Nucléaire : la Russie reconnaît avoir détecté une pollution radioactive sur son territoire

Fin septembre, des réseaux européens de surveillance de la radioactivité avaient repéré du ruthénium-106, un produit de fission issu de l'industrie nucléaire, dans l'atmosphère.

Un signe de présence et de transport de matériel radioactif à Valognes (Manche), en novembre 2011. 
Un signe de présence et de transport de matériel radioactif à Valognes (Manche), en novembre 2011.  (KENZO TRIBOUILLARD / AFP)

Plusieurs réseaux européens de surveillance de la radioactivité l'avaient déjà repérée. Rosguidromet, l'agence russe de météorologie, a reconnu lundi 20 novembre qu'une concentration "extrêmement élevée" de ruthénium-106, un produit de fission issu de l'industrie nucléaire, avait été détectée dans plusieurs régions de Russie, à la fin du mois de septembre. Mais dans la foulée, le conglomérat nucléaire public russe Rosatom a assuré qu'il n'y avait  "aucun incident ni panne" sur ses installations nucléaires.

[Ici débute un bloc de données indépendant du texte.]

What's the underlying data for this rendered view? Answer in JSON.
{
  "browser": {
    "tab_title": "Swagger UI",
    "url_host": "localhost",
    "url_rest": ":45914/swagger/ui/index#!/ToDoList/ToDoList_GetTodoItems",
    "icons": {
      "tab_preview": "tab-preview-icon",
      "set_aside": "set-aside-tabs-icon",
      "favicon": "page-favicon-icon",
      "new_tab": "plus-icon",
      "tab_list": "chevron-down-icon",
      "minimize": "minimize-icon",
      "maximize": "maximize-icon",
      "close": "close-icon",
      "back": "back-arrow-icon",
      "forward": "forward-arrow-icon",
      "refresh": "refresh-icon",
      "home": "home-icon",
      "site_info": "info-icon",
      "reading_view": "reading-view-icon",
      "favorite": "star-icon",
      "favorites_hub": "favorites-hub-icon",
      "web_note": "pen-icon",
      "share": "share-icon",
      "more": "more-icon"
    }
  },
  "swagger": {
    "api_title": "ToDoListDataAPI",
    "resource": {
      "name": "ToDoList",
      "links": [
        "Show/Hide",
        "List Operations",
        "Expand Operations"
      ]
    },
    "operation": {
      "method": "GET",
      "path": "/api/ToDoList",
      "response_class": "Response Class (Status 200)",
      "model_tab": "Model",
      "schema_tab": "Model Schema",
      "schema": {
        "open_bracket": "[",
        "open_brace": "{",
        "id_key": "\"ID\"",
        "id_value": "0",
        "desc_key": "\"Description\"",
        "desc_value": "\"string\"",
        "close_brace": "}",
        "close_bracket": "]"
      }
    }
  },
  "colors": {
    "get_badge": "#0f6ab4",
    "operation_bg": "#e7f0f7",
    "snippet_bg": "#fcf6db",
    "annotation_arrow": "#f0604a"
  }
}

"Le radio-isotope Ru-106 a été détecté par les stations d'observation d'Arguaïach et de Novogorny" entre le 25 septembre et le 1er octobre, a annoncé l'agence de métérologie russe dans un communiqué. A Arguaïach, "une concentration extrêmement élevée" de ruthénium-106, "excédant de 986 fois" les taux enregistrés le mois précédent, a même été détectée.

Ce village du sud de l'Oural est situé à 30 kilomètres du complexe nucléaire Maïak, touché par l'un des pires accidents nucléaires de l'histoire en 1957. Il sert aujourd'hui de site de retraitement de combustible nucléaire usé.

Greenpeace réclame une enquête

Rosguidromet précise que le ruthénium-106 a aussi été détecté au Tatarstan, puis dans le sud de la Russie et qu'il s'est ensuite fixé "dans tous les pays européens, à partir de l'Italie et vers le nord de l'Europe". Fin septembre, des réseaux européens de surveillance de la radioactivité avaient repéré du ruthénium-106 dans l'atmosphère. Mi-octobre, Rosatom avait rejeté ces conclusions, assurant que "dans les échantillons relevés du 25 septembre au 7 octobre, y compris dans le sud de l'Oural, aucune trace de ruthénium-106 n'a été découvert à part à Saint-Pétersbourg".

Greenpeace Russie a appelé Rosatom, la société d'Etat russe gérant l'activité de toutes les entreprises du secteur nucléaire en Russie, à "mener une enquête approfondie et à publier des données sur les évènements arrivés à Maïak". "Greenpeace va envoyer une lettre au parquet pour demander l'ouverture d'une enquête sur la dissimulation éventuelle d'un incident nucléaire", ajoute l'organisation dans un communiqué.

Selon l'Institut de radioprotection et de sûreté nucléaire français (IRSN), "les niveaux de concentration dans l'air en ruthénium-106 qui ont été relevés en Europe et a fortiori en France sont sans conséquence tant pour la santé humaine que pour l'environnement".